Gandhi and Mevani had a half-an-hour long closed-door meeting at a farmhouse on the outskirts of Navsari.
Mevani, a Dalit rights campaigner who shot to fame after the Una Dalit flogging incident last year, dubbed the BJP government in Gujarat as "anti-Dalit".
"Since Una (the flogging incident), we have launched numerous agitations and submitted memorandums. Despite this, the thick-skinned BJP government, which is not only anti-Dalit but also anti-people, has not considered even one demand of our community. They have not even bothered to talk to us (about the demands)," Mevani told reporters after the meeting.
"The people of the state will put an end to this arrogance of the BJP," he said.
On the other hand, the Congress was receptive to the demands of the Dalit community, Mevani added.
"We (him and other Dalit leaders) had a detailed discussion with Rahulji on our 17 demands. Rahulji not only listened to us, but said over 90 per cent of our demands were our constitutional rights. He assured us that most of the legitimate demands would be included in the Congress' manifesto (for the Gujarat polls)," he said.
Asked if he would advise his community members to vote for the Congress in the upcoming Assembly polls, Mevani said, "I will ask my community not to vote for the BJP."
Mevani, who has been critical of the BJP government in the state, discussed the 17 demands of his community with the Congress vice-president, who is currently on an election campaign tour of south Gujarat.
The demands include an allotment of five acres of farmland to the Dalits, alternative employment for those involved in cattle-skinning and manual scavenging and the release of a probe report into an incident of firing on the community members at Thangadh in Surendranagar district in 2012.
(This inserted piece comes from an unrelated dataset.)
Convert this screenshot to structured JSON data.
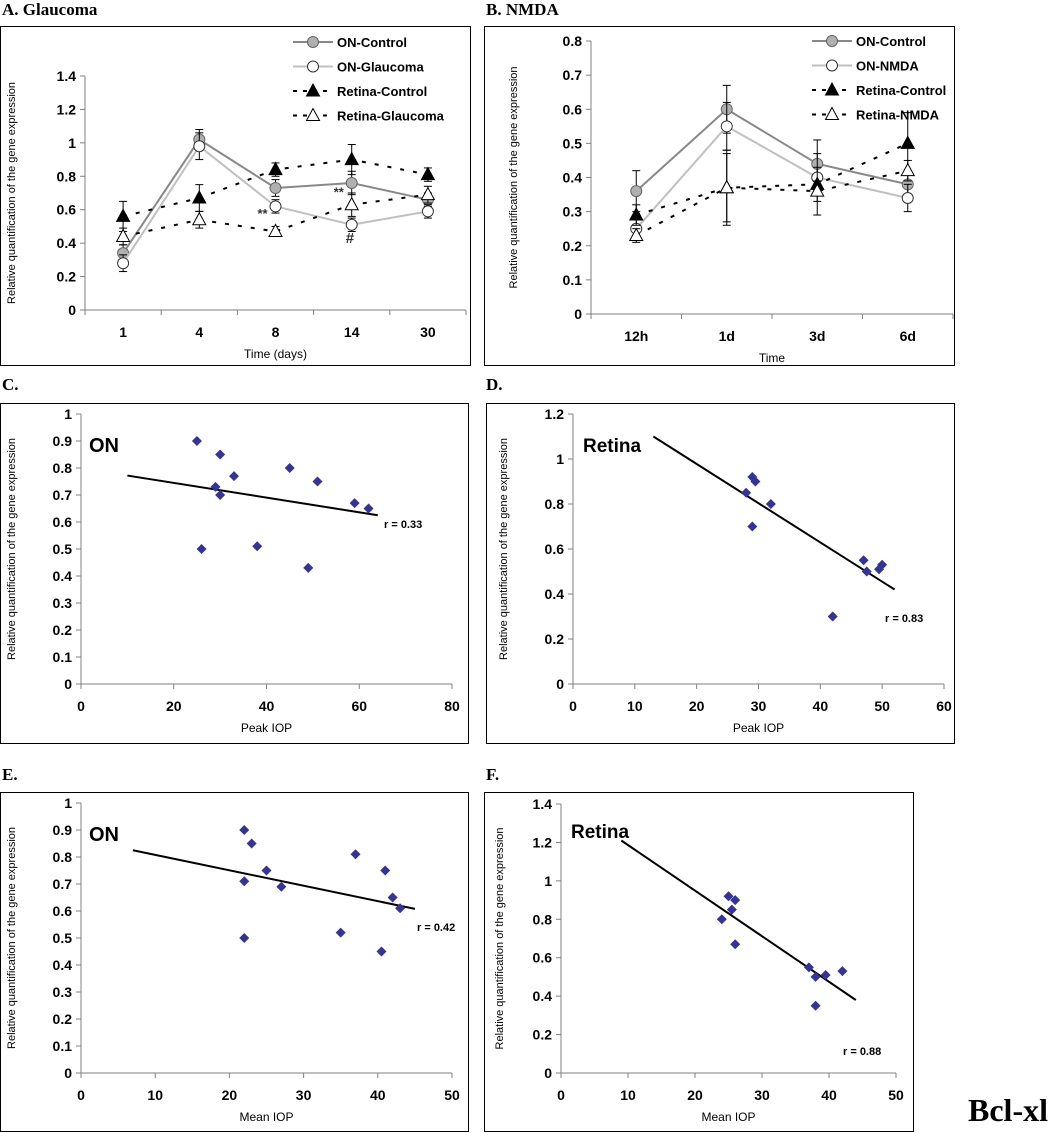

Mevani had earlier said he had no plans to join any political party.
Of the three young and prominent caste or community leaders in Gujarat, Thakor has already joined the Congress, while Patel is in negotiations with the party regarding his community's demand for reservations in jobs and education.
The third one, Mevani, too appears to be supportive of the opposition party, which has been out of power in Gujarat, Modi's home state, for over two decades.